Gone green: The Nautilus House in Ann Arbor is eco-friendly in more ways than one
For Claudette Jocelyn Stern, a house is more than a place to live. It’s a work of art.
The “found object” artist has taken her 1953 tri-level house on Evergreen Place near Nichols Arboretum, shed its skin, lifted its roof and incorporated found and discarded items to create the Nautilus House.
With its distinguishing curved roof, two-story wall of cast-off windows and exterior of Tuscan gold and sage green, the Nautilus House is also soft on the environment: It will become only the second house in Michigan to receive the LEED green building system’s Platinum rating, said Michael Klement, principal of Architectural Resource, architect on the project. LEED is a third-party certification program.
The major renovation project, completed in late spring, started when Stern went looking for an on-demand water heater and a geothermal heating and cooling system. That led her to builder Doug Selby, of Meadowlark Building, and that lead her to Klement.The house needed other work: The roof was leaking and the kitchen cabinets were peeling. But Stern didn’t want to simply improve the house. She wanted it to be environmentally friendly. And she wanted it to reflect her work as an artist.
While it’s an environmentally friendly house in traditional ways - when her budget made she chose between new kitchen cabinets and solar panels, Stern went with the solar panels - it’s also green in unconventional ways.

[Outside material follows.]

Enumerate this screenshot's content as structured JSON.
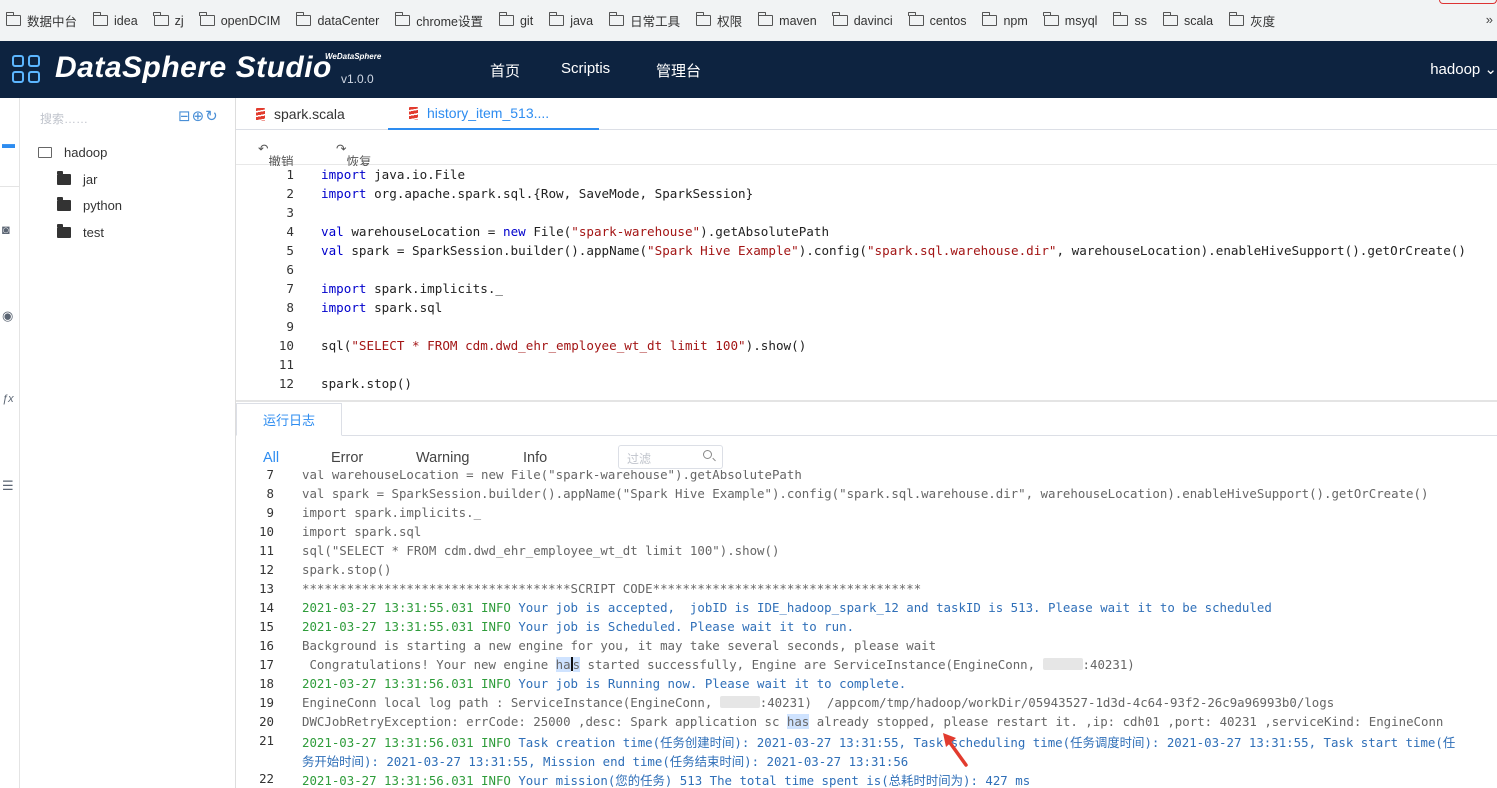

Stern raided trash bins, looked on the sides of roads and appealed to others, looking for lost treasures and incorporating them into the house. Found objects include concrete highway medians that have been chiseled and used as a garden wall, tile that had used for a neighbor’s project that had been discarded in the street, bamboo poles from a trash bin used as a sculpture in the backyard, a rain chain that hangs at the front of the house that was used in a corn crib and reclaimed telephone poles that support the front awning.
The remodeling project added 547 square feet to the house, bringing the house total to 3,387 square feet, but didn’t expand the house’s footprint, Klement said. The space was added when the roof was lifted and the attic converted into an open room with a tall ceiling and a loft.One of the most striking features of the project is the east-facing wall, with a cacophony of windows that were headed back to the Pella window factory from other building projects around town.

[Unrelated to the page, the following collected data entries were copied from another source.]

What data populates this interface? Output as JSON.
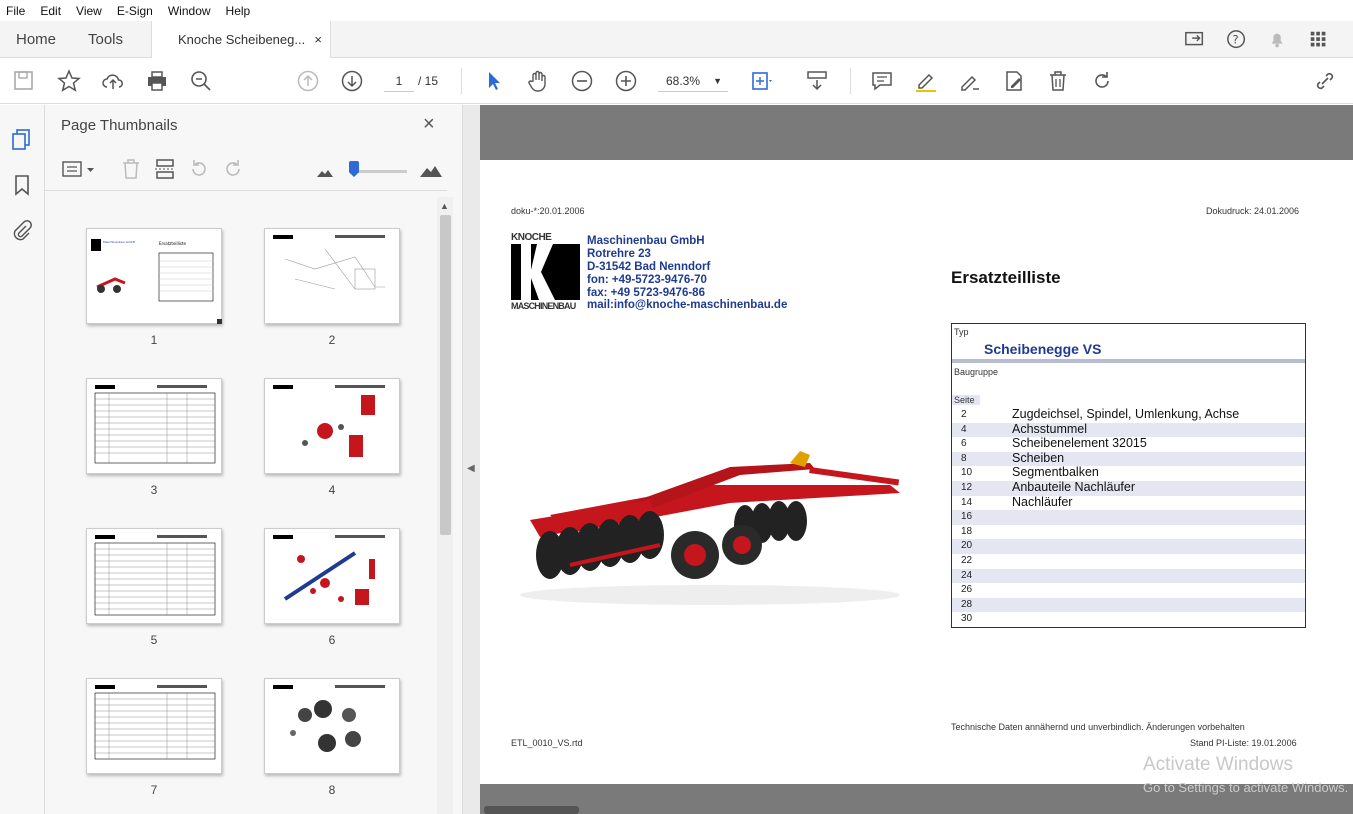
{
  "menu": [
    "File",
    "Edit",
    "View",
    "E-Sign",
    "Window",
    "Help"
  ],
  "tabs": {
    "home": "Home",
    "tools": "Tools",
    "document": "Knoche Scheibeneg...",
    "close": "×"
  },
  "toolbar": {
    "current_page": "1",
    "total_pages": "/ 15",
    "zoom": "68.3%"
  },
  "panel": {
    "title": "Page Thumbnails",
    "close": "×"
  },
  "thumbnails": [
    {
      "label": "1"
    },
    {
      "label": "2"
    },
    {
      "label": "3"
    },
    {
      "label": "4"
    },
    {
      "label": "5"
    },
    {
      "label": "6"
    },
    {
      "label": "7"
    },
    {
      "label": "8"
    }
  ],
  "document": {
    "doku_date": "doku-*:20.01.2006",
    "print_date": "Dokudruck: 24.01.2006",
    "logo_text_top": "KNOCHE",
    "logo_text_bottom": "MASCHINENBAU",
    "company": {
      "name": "Maschinenbau GmbH",
      "street": "Rotrehre 23",
      "city": "D-31542 Bad Nenndorf",
      "phone": "fon: +49-5723-9476-70",
      "fax": "fax: +49 5723-9476-86",
      "mail": "mail:info@knoche-maschinenbau.de"
    },
    "heading": "Ersatzteilliste",
    "typ_label": "Typ",
    "typ_value": "Scheibenegge VS",
    "baugruppe_label": "Baugruppe",
    "seite_label": "Seite",
    "parts": [
      {
        "page": "2",
        "name": "Zugdeichsel, Spindel, Umlenkung, Achse"
      },
      {
        "page": "4",
        "name": "Achsstummel"
      },
      {
        "page": "6",
        "name": "Scheibenelement 32015"
      },
      {
        "page": "8",
        "name": "Scheiben"
      },
      {
        "page": "10",
        "name": "Segmentbalken"
      },
      {
        "page": "12",
        "name": "Anbauteile Nachläufer"
      },
      {
        "page": "14",
        "name": "Nachläufer"
      },
      {
        "page": "16",
        "name": ""
      },
      {
        "page": "18",
        "name": ""
      },
      {
        "page": "20",
        "name": ""
      },
      {
        "page": "22",
        "name": ""
      },
      {
        "page": "24",
        "name": ""
      },
      {
        "page": "26",
        "name": ""
      },
      {
        "page": "28",
        "name": ""
      },
      {
        "page": "30",
        "name": ""
      }
    ],
    "disclaimer": "Technische Daten annähernd und unverbindlich. Änderungen vorbehalten",
    "stand": "Stand PI-Liste: 19.01.2006",
    "file": "ETL_0010_VS.rtd"
  },
  "watermark": {
    "line1": "Activate Windows",
    "line2": "Go to Settings to activate Windows."
  },
  "colors": {
    "accent": "#2d6ad6",
    "brand_blue": "#1f3b8f",
    "machine_red": "#c4161c"
  }
}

“All builders make mistakes when ordering walls,” said Selby, the builder. “Things change or they don’t fit. We were able to reclaim these windows. And the nice part is the (positive) impact it had on the budget.”
There are small windows with frosted panels, a picture window, double hung windows and casement windows that crank open.
This wall of windows frames one side of the biosolarium, a new room that occupied the former space of the screened porch. Brick from the chimney - fireplaces are heat eaters and was removed - was used to pave the biosolarium floor. A shaft - they call it the monolith - was added between the dining room and biosolarium that captures heat as it rises and brings it back down to the living space, where the brick floor acts as thermal storage.
“The house is a collection of events that congealed into something we call a house,” Klement said.